The Pakistan Telecommunication Company Limited cricket team, sponsored by Pakistan Telecommunication Company Ltd, played first-class cricket in Pakistan from 2003–04 to 2005–06, competing in the Patron's Trophy.

==First-class playing record==
Pakistan Telecommunication Company Limited played six matches in 2003–04, winning two and drawing four.

In 2004-05 they played five matches in the group stage, winning three, losing one and drawing one. They progressed to the semi-finals, losing on the first innings by 25 runs to Habib Bank Limited.

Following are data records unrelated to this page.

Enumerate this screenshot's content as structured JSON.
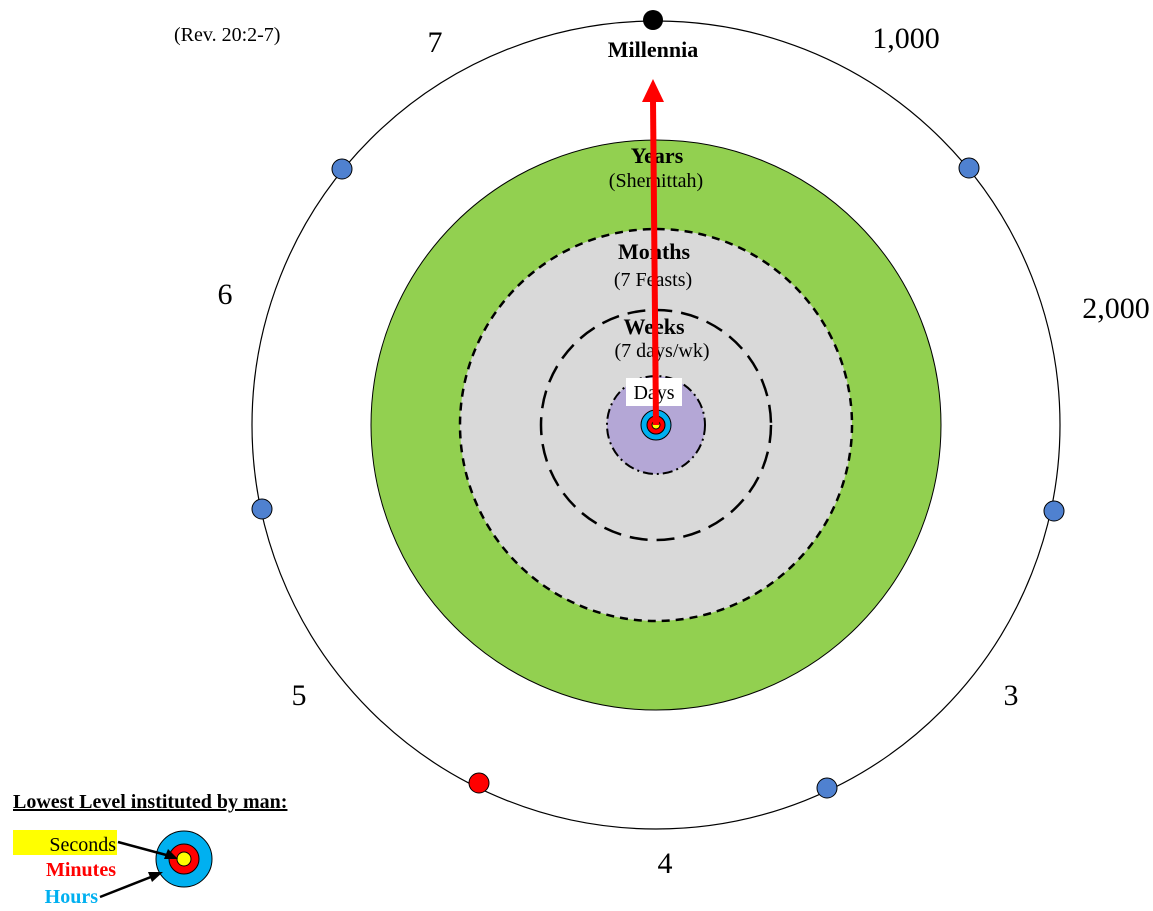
{
  "reference": "(Rev. 20:2-7)",
  "top_label": "Millennia",
  "outer_labels": {
    "n7": "7",
    "n1000": "1,000",
    "n2000": "2,000",
    "n3": "3",
    "n4": "4",
    "n5": "5",
    "n6": "6"
  },
  "rings": {
    "years": {
      "title": "Years",
      "subtitle": "(Shemittah)"
    },
    "months": {
      "title": "Months",
      "subtitle": "(7 Feasts)"
    },
    "weeks": {
      "title": "Weeks",
      "subtitle": "(7 days/wk)"
    },
    "days": {
      "title": "Days"
    }
  },
  "legend": {
    "title": "Lowest Level instituted by man:",
    "seconds": "Seconds",
    "minutes": "Minutes",
    "hours": "Hours"
  },
  "colors": {
    "years_ring": "#92d050",
    "months_ring": "#d9d9d9",
    "days_ring": "#b4a7d6",
    "hours": "#00b0f0",
    "minutes": "#ff0000",
    "seconds": "#ffff00",
    "arrow": "#ff0000",
    "marker_blue": "#4f81d0",
    "marker_red": "#ff0000",
    "marker_top": "#000000"
  }
}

In 2005-06 they played four matches in the group stage, winning two and drawing two. They progressed to the quadrangular stage, where they were unable to win any of their three matches.

In all they played 19 matches, winning seven, losing three and drawing nine.

==Leading players==

Azhar Zaidi played all 19 matches and scored the most runs, 1242 at an average of 46.00, and hit the highest score, 159, in an innings victory over Karachi Port Trust. Shehzad Malik scored 1198 runs in 18 matches at 54.45. The leading bowler was Riaz Afridi, who took 77 wickets at 22.54 in 15 matches, and also had the best figures, 7 for 78 against National Bank of Pakistan in 2005–06.

==List A cricket==
Pakistan Telecommunication Company Limited also played List A matches from 2003 to 2006. They played 14 matches, winning eight and losing six.